The first issue is whether there is manifest error in the factual conclusion that plaintiff's land is nonriparian. The evidence shows that the property is not riparian and was not riparian in 1845 when a patent was issued from the United States. The property does not abut a navigable stream. It was taken during a 1973 flood for a ring levee to protect the Catahoula Parish Hospital and Garan Industries. The levee district does not contend that the property is riparian but rather that this court should ignore the jurisprudence in Delaune and Roy, supra, and follow the older decision of Board of Com'rs of Tensas Basin Levee Dist. v. Franklin, 219 La. 859, 54 So.2d 125 (1951), appeal dismissed per curiam, 342 U.S. 844, 72 S.Ct. 80, 96 L.Ed. 638. The Franklin decision has been criticized as "shockingly broad", 40 Tul.L.R. 263. While appropriation of riparian land was found in General Box Company v. United States, 351 U.S. 159, 76 S.Ct. 728, 100 L.Ed. 1055 (1956) not to violate the Due Process Clause of the Fifth Amendment, there is no justification for its extension to nonriparian property.

The second issue presented for decision is whether the award for the taking is excessive, as the levee district asserts. This suit was filed August 1, 1974, and the measure of compensation is provided by LSA-R.S. 19:9[3], prior to its 1974 amendment, effective January 1, 1975.

*498 There were four appraisals: R. M. Cotton and O. L. Jordan for the levee district; D. L. Cox and M. C. Gehr for plaintiff.

Both Cotton and Jordan found the property's highest and best use to be agricultural. They did not find severance damage to the remainder; their testimony and reports indicate the remainder was actually improved by the taking and construction of the levee.

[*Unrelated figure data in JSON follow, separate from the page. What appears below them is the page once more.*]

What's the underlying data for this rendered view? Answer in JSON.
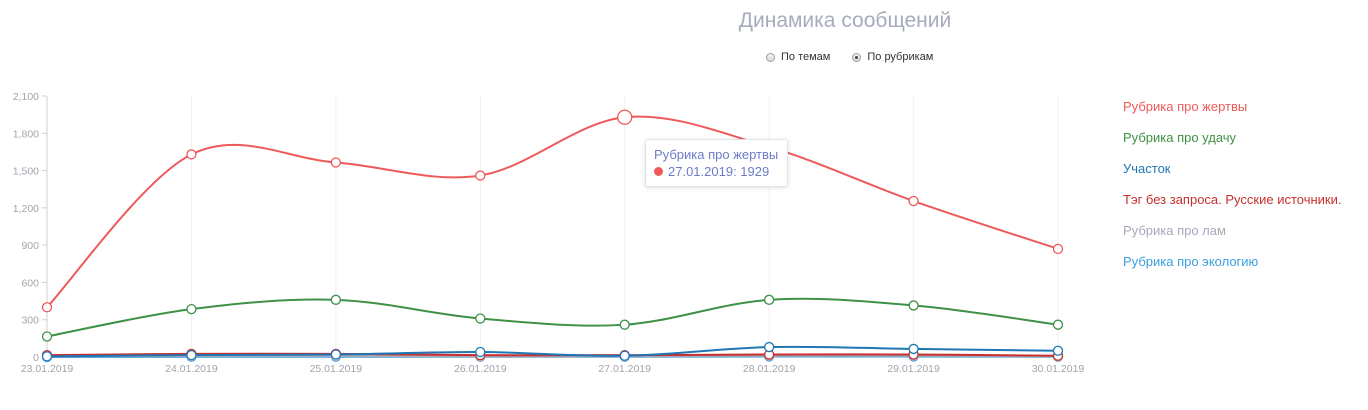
{
  "header": {
    "title": "Динамика сообщений",
    "radio_options": [
      {
        "label": "По темам",
        "checked": false
      },
      {
        "label": "По рубрикам",
        "checked": true
      }
    ]
  },
  "chart_data": {
    "type": "line",
    "x": [
      "23.01.2019",
      "24.01.2019",
      "25.01.2019",
      "26.01.2019",
      "27.01.2019",
      "28.01.2019",
      "29.01.2019",
      "30.01.2019"
    ],
    "y_ticks": [
      "0",
      "300",
      "600",
      "900",
      "1,200",
      "1,500",
      "1,800",
      "2,100"
    ],
    "ylim": [
      0,
      2100
    ],
    "legend_position": "right",
    "series": [
      {
        "name": "Рубрика про жертвы",
        "color": "#ee5a5a",
        "values": [
          400,
          1630,
          1565,
          1460,
          1929,
          1690,
          1255,
          870
        ]
      },
      {
        "name": "Рубрика про удачу",
        "color": "#3e9146",
        "values": [
          165,
          385,
          460,
          310,
          260,
          460,
          415,
          260
        ]
      },
      {
        "name": "Участок",
        "color": "#1f77b4",
        "values": [
          5,
          15,
          20,
          40,
          10,
          80,
          65,
          50
        ]
      },
      {
        "name": "Тэг без запроса. Русские источники.",
        "color": "#c8302e",
        "values": [
          15,
          25,
          25,
          15,
          15,
          20,
          20,
          10
        ]
      },
      {
        "name": "Рубрика про лам",
        "color": "#a8a8b8",
        "values": [
          5,
          8,
          8,
          5,
          5,
          10,
          10,
          5
        ]
      },
      {
        "name": "Рубрика про экологию",
        "color": "#3a9fe0",
        "values": [
          0,
          2,
          2,
          2,
          2,
          4,
          4,
          2
        ]
      }
    ]
  },
  "tooltip": {
    "series": "Рубрика про жертвы",
    "text": "27.01.2019: 1929",
    "color": "#ee5a5a",
    "index": 4
  }
}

Cotton and Jordan found the property's highest and best use to be agricultural. They did not find severance damage to the remainder; their testimony and reports indicate the remainder was actually improved by the taking and construction of the levee.

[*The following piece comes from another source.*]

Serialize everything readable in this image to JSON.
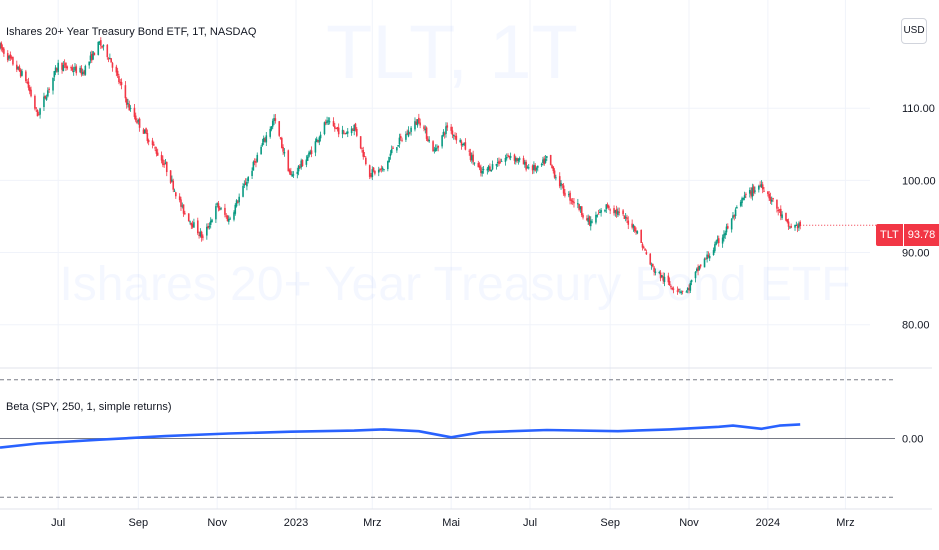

Cotton's report states that farm property such as this had a top price of $425 per acre prior to January, 1974. He found few comparables: the sale of the whole of Ogden Plantation, 598 acres at approximately $325 per acre in December, 1971; a sale of one acre to D. M. Wood for $500; and the sale of one-and-a-half acres by Dorothy and Joel Stevenson to Phillip and Shirley Williams for $1,670 per acre in May, 1970.